MOVIE SYNOPSIS
[A group of astronauts] embark on a mission to Jupiter’s moon Europa to investigate the possible existence of alien life within our solar system. When unmanned probes suggest that a hidden ocean could exist underneath Europa’s icy surface and may contain single-celled life, Europa Ventures, a privately funded space exploration company, sends six of the best astronauts from around the world to confirm the data and explore the revolutionary discoveries that may lie in the Europan ocean.

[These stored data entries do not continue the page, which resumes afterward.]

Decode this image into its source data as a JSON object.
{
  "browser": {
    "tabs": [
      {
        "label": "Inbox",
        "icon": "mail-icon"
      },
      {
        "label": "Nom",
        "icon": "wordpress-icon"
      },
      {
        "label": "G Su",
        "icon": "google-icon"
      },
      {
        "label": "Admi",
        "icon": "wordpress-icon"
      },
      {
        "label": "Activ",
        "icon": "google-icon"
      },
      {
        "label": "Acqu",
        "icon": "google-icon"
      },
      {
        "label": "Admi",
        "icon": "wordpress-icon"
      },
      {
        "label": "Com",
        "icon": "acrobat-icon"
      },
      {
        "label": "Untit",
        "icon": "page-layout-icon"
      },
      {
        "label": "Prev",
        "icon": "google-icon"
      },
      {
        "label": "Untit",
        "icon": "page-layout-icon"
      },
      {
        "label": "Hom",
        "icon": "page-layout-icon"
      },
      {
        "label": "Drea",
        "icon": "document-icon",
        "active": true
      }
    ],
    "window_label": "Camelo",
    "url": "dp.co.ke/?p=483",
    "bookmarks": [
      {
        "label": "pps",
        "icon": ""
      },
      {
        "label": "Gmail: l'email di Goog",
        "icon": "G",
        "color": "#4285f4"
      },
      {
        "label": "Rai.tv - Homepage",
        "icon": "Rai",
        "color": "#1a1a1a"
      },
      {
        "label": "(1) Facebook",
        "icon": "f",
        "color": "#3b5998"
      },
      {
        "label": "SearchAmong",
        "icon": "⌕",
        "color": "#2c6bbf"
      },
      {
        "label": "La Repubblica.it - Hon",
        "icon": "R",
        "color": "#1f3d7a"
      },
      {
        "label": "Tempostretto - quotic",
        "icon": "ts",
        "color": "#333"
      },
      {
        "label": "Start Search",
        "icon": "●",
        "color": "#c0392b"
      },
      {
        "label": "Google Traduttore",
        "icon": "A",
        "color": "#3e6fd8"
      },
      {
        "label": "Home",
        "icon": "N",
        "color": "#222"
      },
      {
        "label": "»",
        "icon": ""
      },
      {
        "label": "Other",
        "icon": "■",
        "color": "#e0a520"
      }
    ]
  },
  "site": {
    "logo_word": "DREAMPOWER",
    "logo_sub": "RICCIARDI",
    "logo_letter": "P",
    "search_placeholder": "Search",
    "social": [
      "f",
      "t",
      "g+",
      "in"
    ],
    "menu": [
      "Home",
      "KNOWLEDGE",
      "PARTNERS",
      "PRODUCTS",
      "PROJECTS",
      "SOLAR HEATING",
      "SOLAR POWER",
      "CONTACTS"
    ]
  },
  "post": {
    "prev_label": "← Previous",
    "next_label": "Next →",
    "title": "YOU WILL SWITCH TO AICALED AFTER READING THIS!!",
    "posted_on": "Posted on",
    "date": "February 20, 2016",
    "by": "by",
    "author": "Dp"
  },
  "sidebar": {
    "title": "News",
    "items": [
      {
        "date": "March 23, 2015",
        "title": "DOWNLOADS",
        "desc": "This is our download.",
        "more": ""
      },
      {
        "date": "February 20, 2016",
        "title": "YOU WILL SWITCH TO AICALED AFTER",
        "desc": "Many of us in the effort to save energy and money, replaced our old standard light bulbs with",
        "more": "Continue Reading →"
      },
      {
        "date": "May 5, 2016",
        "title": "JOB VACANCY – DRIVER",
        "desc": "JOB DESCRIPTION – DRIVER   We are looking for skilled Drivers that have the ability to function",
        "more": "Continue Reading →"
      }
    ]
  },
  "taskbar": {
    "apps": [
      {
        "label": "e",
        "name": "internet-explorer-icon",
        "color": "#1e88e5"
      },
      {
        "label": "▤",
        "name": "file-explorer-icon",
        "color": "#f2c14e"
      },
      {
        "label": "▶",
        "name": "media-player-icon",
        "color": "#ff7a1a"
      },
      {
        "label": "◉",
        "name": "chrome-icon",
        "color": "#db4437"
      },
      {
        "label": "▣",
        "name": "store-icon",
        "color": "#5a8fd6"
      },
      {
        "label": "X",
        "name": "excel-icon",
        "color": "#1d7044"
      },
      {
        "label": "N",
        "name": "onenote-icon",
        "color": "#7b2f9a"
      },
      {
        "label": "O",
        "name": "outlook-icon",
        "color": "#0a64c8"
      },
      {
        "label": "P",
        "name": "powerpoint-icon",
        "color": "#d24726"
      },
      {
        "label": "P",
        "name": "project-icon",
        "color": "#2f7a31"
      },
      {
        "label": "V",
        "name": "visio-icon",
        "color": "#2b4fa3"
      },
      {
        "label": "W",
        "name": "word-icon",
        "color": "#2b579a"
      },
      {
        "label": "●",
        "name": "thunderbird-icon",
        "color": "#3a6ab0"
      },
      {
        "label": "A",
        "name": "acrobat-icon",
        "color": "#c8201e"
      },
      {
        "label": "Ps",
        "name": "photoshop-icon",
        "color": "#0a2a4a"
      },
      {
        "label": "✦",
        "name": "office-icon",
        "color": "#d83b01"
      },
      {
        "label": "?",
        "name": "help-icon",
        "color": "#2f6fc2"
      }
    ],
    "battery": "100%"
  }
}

After a near-catastrophic technical failure that leads to loss of communication with Earth and the tragic death of a crewmember, the surviving astronauts must overcome the psychological and physical toll of deep space travel, and survive a discovery on Europa more profound than they had ever imagined. (source: seat42f.com)
“Found footage” as a genre is a curious beast.
The films which call it home are put together in such a way that we’re led to believe that the footage survived all manner of terrible events, was found by those who went in search of the unfortunates who filmed it (and usually didn’t survive doing so) and reconstructed as a documentary of their terrible ordeal.
Done well – The Blair Witch Project (1999), Monster (2008), Cloverfield (2008) and Paranormal Activity (2009) are notable examples – these films have a real, visceral quality and an immediacy that can’t help but capture your attention.
While not a genre to be consumed en masse by those with an aversion to shaky hand-held cameras, they are a great way of drawing audiences almost immediately into the action, and if they’re compelling enough, not letting them go till the hopefully satisfying conclusion.
And there’s the rub.
So many of them are all spooky, intriguing set up with often a fair to middling payoff.
If you’re going to tantalise, then you need to deliver, and deliver impressively.
The buzz around Europa Report suggests it will do just that.
Visually stunning – its filmmaking artistry and representations of deep space have been compared to 2001: A Space Odyssey (1968) and Moon (2009) by space.com – it takes its premise from the idea that there is life in that there moon, Europa, life that may hold the secrets to where humanity came from, and whether we are truly alone in this big galaxy of ours.
Of course, as you might be expecting all that scientific curiosity and the philosophical musings that come with it do not always lead to the bright promised land we are expecting (Prometheus made that very clear).
And often it goes horribly, terribly wrong, and we’re reminded, yet again, that life is a fragile thing.
Europa Report looks like it will tick all the found footage genre boxes, as well as fulfilling all of the big bad monster at the end of the road promises it makes, which means all we need now is a devastatingly great ending.
We find out if it has one when it releases on 27 June this year (internet only) and in US theatres on 2 August.